California’s Fair Chance Act 2018

Law Smasher


Author:  Cassandra Lattin

As of January 1, 2018, California law provides a variety of protections for job seekers with criminal records. California’s Fair Chance Act, gives individuals with records, an opportunity to demonstrate their skills and qualifications, before an employer can look at their criminal history via a background check.

California’s Fair Chance Act, restricts state, local agencies, and private sector employers, with five (5) or more employees, from asking applicants about their criminal history on an initial job application.

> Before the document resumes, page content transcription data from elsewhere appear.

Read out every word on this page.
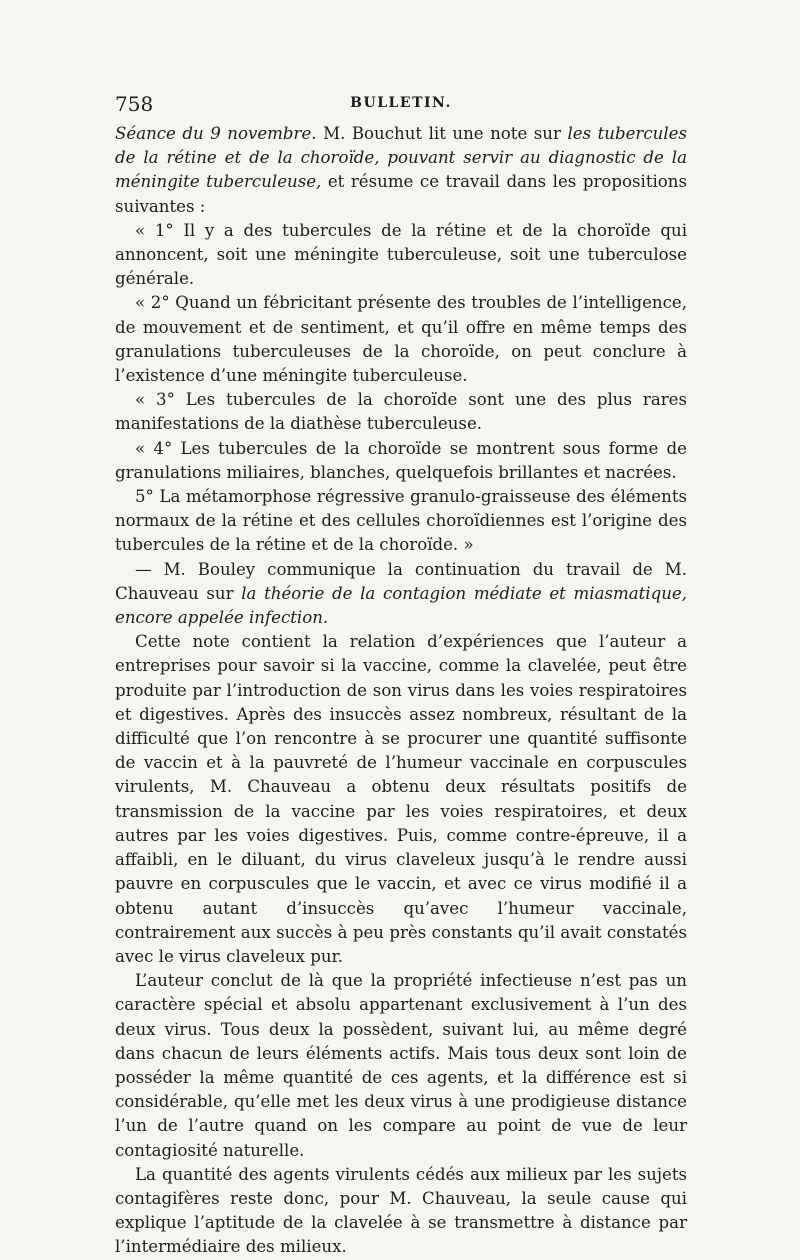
758	BULLETIN.

Séance du 9 novembre. M. Bouchut lit une note sur les tubercules de la rétine et de la choroïde, pouvant servir au diagnostic de la méningite tuberculeuse, et résume ce travail dans les propositions suivantes :

« 1° Il y a des tubercules de la rétine et de la choroïde qui annoncent, soit une méningite tuberculeuse, soit une tuberculose générale.

« 2° Quand un fébricitant présente des troubles de l’intelligence, de mouvement et de sentiment, et qu’il offre en même temps des granulations tuberculeuses de la choroïde, on peut conclure à l’existence d’une méningite tuberculeuse.

« 3° Les tubercules de la choroïde sont une des plus rares manifestations de la diathèse tuberculeuse.

« 4° Les tubercules de la choroïde se montrent sous forme de granulations miliaires, blanches, quelquefois brillantes et nacrées.

5° La métamorphose régressive granulo-graisseuse des éléments normaux de la rétine et des cellules choroïdiennes est l’origine des tubercules de la rétine et de la choroïde. »

— M. Bouley communique la continuation du travail de M. Chauveau sur la théorie de la contagion médiate et miasmatique, encore appelée infection.

Cette note contient la relation d’expériences que l’auteur a entreprises pour savoir si la vaccine, comme la clavelée, peut être produite par l’introduction de son virus dans les voies respiratoires et digestives. Après des insuccès assez nombreux, résultant de la difficulté que l’on rencontre à se procurer une quantité suffisonte de vaccin et à la pauvreté de l’humeur vaccinale en corpuscules virulents, M. Chauveau a obtenu deux résultats positifs de transmission de la vaccine par les voies respiratoires, et deux autres par les voies digestives. Puis, comme contre-épreuve, il a affaibli, en le diluant, du virus claveleux jusqu’à le rendre aussi pauvre en corpuscules que le vaccin, et avec ce virus modifié il a obtenu autant d’insuccès qu’avec l’humeur vaccinale, contrairement aux succès à peu près constants qu’il avait constatés avec le virus claveleux pur.

L’auteur conclut de là que la propriété infectieuse n’est pas un caractère spécial et absolu appartenant exclusivement à l’un des deux virus. Tous deux la possèdent, suivant lui, au même degré dans chacun de leurs éléments actifs. Mais tous deux sont loin de posséder la même quantité de ces agents, et la différence est si considérable, qu’elle met les deux virus à une prodigieuse distance l’un de l’autre quand on les compare au point de vue de leur contagiosité naturelle.

La quantité des agents virulents cédés aux milieux par les sujets contagifères reste donc, pour M. Chauveau, la seule cause qui explique l’aptitude de la clavelée à se transmettre à distance par l’intermédiaire des milieux.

California private employers must comply as follows:

  • Job Applications. Employers may not ask an applicant about prior arrests or convictions. (Ban the Box)
  • Conditional Offers. Employers may not inquire or consider, the conviction history of the applicant, until after the employer has made a conditional offer of employment to the applicant.
  • Sealed records. Employers may not ask about convictions that have been sealed, expunged, or statutorily eradicated.
  • Certain marijuana offenses. Employers are prohibited from asking about minor marijuana convictions that are more than two years old.
  • After Conditional Offer.   An employer who intends to deny an applicant solely, or in part, because of the applicant’s conviction history, must assess, whether the applicant’s conviction history, has a direct and adverse relationship, with the specific duties of the job opening.
  • Written Notification. An employer who makes a preliminary decision to deny employment based on that individualized assessment, must provide the applicant written notification of the decision.
  • Response to Notification: The employer must grant an applicant, 5 business days, to respond prior to making a final decision. If the applicant, notifies the employer in writing that he or she disputes the accuracy of the conviction history, the applicant has an additional 5 business days to respond to the notice with supportive evidence. The employer must consider any submitted information, before making a final decision. The employer, upon making a final decision to deny employment, must notify the applicant in writing, with specifics, as to why, that decision was made.